06 - 1 cup fresh fruit (such as mango, berries, or kiwi)
07 - 2 tablespoons unsweetened coconut flakes
08 - 1 tablespoon chopped nuts or seeds (such as almonds, pistachios, or pumpkin seeds)

# How to make it:

01 - Whisk together coconut milk, maple syrup, vanilla extract, and sea salt in a medium mixing bowl until fully blended.
02 - Add chia seeds to the coconut mixture and whisk thoroughly to ensure even distribution.
03 - Cover the bowl and refrigerate for at least 4 hours, or overnight.

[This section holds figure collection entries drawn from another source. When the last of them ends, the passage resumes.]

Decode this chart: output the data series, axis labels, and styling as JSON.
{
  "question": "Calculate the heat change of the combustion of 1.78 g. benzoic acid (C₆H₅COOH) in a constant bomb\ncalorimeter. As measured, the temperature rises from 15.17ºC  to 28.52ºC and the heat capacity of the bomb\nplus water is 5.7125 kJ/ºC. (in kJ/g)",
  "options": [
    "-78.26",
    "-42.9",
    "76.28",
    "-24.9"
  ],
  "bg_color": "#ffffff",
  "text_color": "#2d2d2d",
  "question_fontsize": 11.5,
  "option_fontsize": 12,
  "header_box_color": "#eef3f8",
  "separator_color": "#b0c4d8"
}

After 1 hour, stir to prevent chia seeds from clumping.
04 - Once thickened, stir the chia pudding again and divide evenly into 4 serving glasses or bowls.
05 - Top each serving with your choice of fresh fruit, coconut flakes, and chopped nuts or seeds before serving.

# Expert Tips:

01 -
  • When you need breakfast or dessert, it practically makes itself in the fridge overnight.
  • Even after trying countless variations, this pudding is endlessly forgiving and customizable—it always delivers a smile.
02 -
  • I once rushed the chilling time and ended up with a gritty mess—patience is everything for creamy consistency.
  • Stirring once after about an hour in the fridge makes all the difference for even hydration of the seeds.
03 -
  • Don’t forget to whisk the chia seeds in well—a few extra seconds now means no clumps later.
  • Chilling overnight allows the flavors to deepen and the texture to set perfectly.